Fall 2023 • Course
(Dis)illusionment for Young Lawyers
Prerequisite: None
Exam Type: No Exam
You’ve heard about young lawyers, doctors and other professionals who are “disillusioned.” In this class, we’ll explore the phenomenon “in advance.” We’ll do it from an oblique angle by reading and discussing several novels about individuals who live in/on illusions of various sorts and then are disillusioned, perhaps revealing the value of illusions of other sorts. It turns out to be an enduring theme.
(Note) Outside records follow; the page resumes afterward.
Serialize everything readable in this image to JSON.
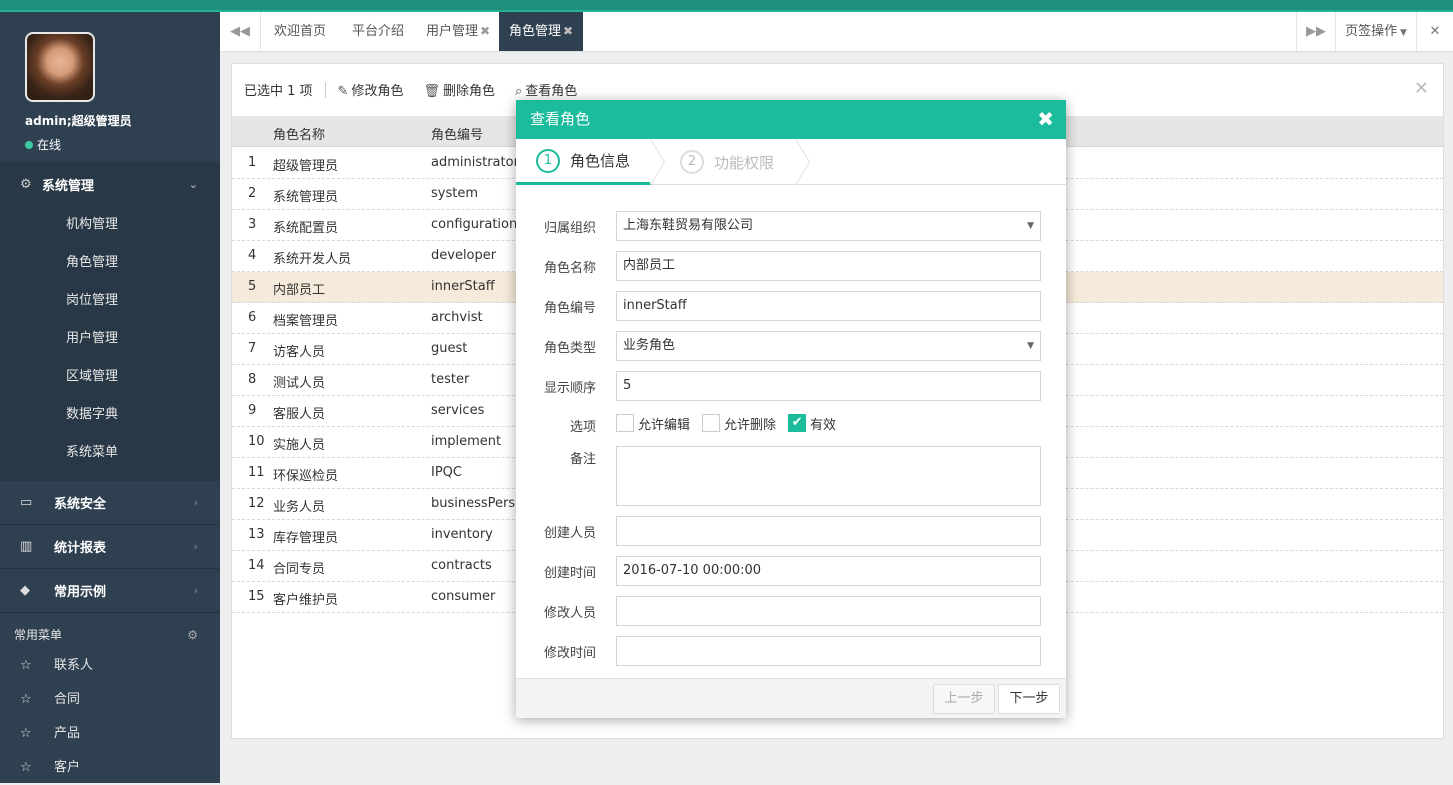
{
  "user": {
    "name": "admin;超级管理员",
    "status": "在线"
  },
  "sidebar": {
    "main_group": {
      "label": "系统管理",
      "items": [
        "机构管理",
        "角色管理",
        "岗位管理",
        "用户管理",
        "区域管理",
        "数据字典",
        "系统菜单"
      ]
    },
    "groups": [
      {
        "label": "系统安全"
      },
      {
        "label": "统计报表"
      },
      {
        "label": "常用示例"
      }
    ],
    "common_title": "常用菜单",
    "favorites": [
      "联系人",
      "合同",
      "产品",
      "客户"
    ]
  },
  "tabs": {
    "items": [
      {
        "label": "欢迎首页",
        "closable": false,
        "active": false
      },
      {
        "label": "平台介绍",
        "closable": false,
        "active": false
      },
      {
        "label": "用户管理",
        "closable": true,
        "active": false
      },
      {
        "label": "角色管理",
        "closable": true,
        "active": true
      }
    ],
    "page_ops": "页签操作"
  },
  "toolbar": {
    "selected_text": "已选中 1 项",
    "edit": "修改角色",
    "delete": "删除角色",
    "view": "查看角色"
  },
  "table": {
    "headers": [
      "角色名称",
      "角色编号"
    ],
    "rows": [
      {
        "no": "1",
        "name": "超级管理员",
        "code": "administrators"
      },
      {
        "no": "2",
        "name": "系统管理员",
        "code": "system"
      },
      {
        "no": "3",
        "name": "系统配置员",
        "code": "configuration"
      },
      {
        "no": "4",
        "name": "系统开发人员",
        "code": "developer"
      },
      {
        "no": "5",
        "name": "内部员工",
        "code": "innerStaff"
      },
      {
        "no": "6",
        "name": "档案管理员",
        "code": "archvist"
      },
      {
        "no": "7",
        "name": "访客人员",
        "code": "guest"
      },
      {
        "no": "8",
        "name": "测试人员",
        "code": "tester"
      },
      {
        "no": "9",
        "name": "客服人员",
        "code": "services"
      },
      {
        "no": "10",
        "name": "实施人员",
        "code": "implement"
      },
      {
        "no": "11",
        "name": "环保巡检员",
        "code": "IPQC"
      },
      {
        "no": "12",
        "name": "业务人员",
        "code": "businessPerso"
      },
      {
        "no": "13",
        "name": "库存管理员",
        "code": "inventory"
      },
      {
        "no": "14",
        "name": "合同专员",
        "code": "contracts"
      },
      {
        "no": "15",
        "name": "客户维护员",
        "code": "consumer"
      }
    ],
    "selected_no": "5"
  },
  "dialog": {
    "title": "查看角色",
    "steps": [
      {
        "num": "1",
        "label": "角色信息"
      },
      {
        "num": "2",
        "label": "功能权限"
      }
    ],
    "fields": {
      "org": {
        "label": "归属组织",
        "value": "上海东鞋贸易有限公司"
      },
      "name": {
        "label": "角色名称",
        "value": "内部员工"
      },
      "code": {
        "label": "角色编号",
        "value": "innerStaff"
      },
      "type": {
        "label": "角色类型",
        "value": "业务角色"
      },
      "order": {
        "label": "显示顺序",
        "value": "5"
      },
      "options": {
        "label": "选项",
        "allow_edit": "允许编辑",
        "allow_delete": "允许删除",
        "valid": "有效",
        "allow_edit_checked": false,
        "allow_delete_checked": false,
        "valid_checked": true
      },
      "remark": {
        "label": "备注",
        "value": ""
      },
      "creator": {
        "label": "创建人员",
        "value": ""
      },
      "created": {
        "label": "创建时间",
        "value": "2016-07-10 00:00:00"
      },
      "modifier": {
        "label": "修改人员",
        "value": ""
      },
      "modified": {
        "label": "修改时间",
        "value": ""
      }
    },
    "prev": "上一步",
    "next": "下一步"
  },
  "colors": {
    "accent": "#1abc9c",
    "sidebar": "#2f4050",
    "selected_row": "#f6ebda"
  }
}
The class will require you to read roughly 200 pages per week. (Do not join us if you cannot commit to doing that and taking active part in discussions, but keep in mind that well written novels don’t take as long to read as legal materials.) It will draw on the analytic abilities you are honing in law school. At the same time, it will engage you with classic fiction featuring deeply nuanced accounts of personality and behavior — and will call on powers of self-exploration (who am I, who do I want to be, where am I coming from, where am I going?) — that may be quite foreign to your education so far. The class is meant to be both an extension of and an antidote to HLS.
The books may include these: Eliot’s Middlemarch, Conrad’s Heart of Darkness, Fitzgerald’s The Great Gatsby, Wharton’s The House of Mirth, Koestler’s Darkness at Noon, Vonnegut’s Mother Night, and Egan’s The Candy House.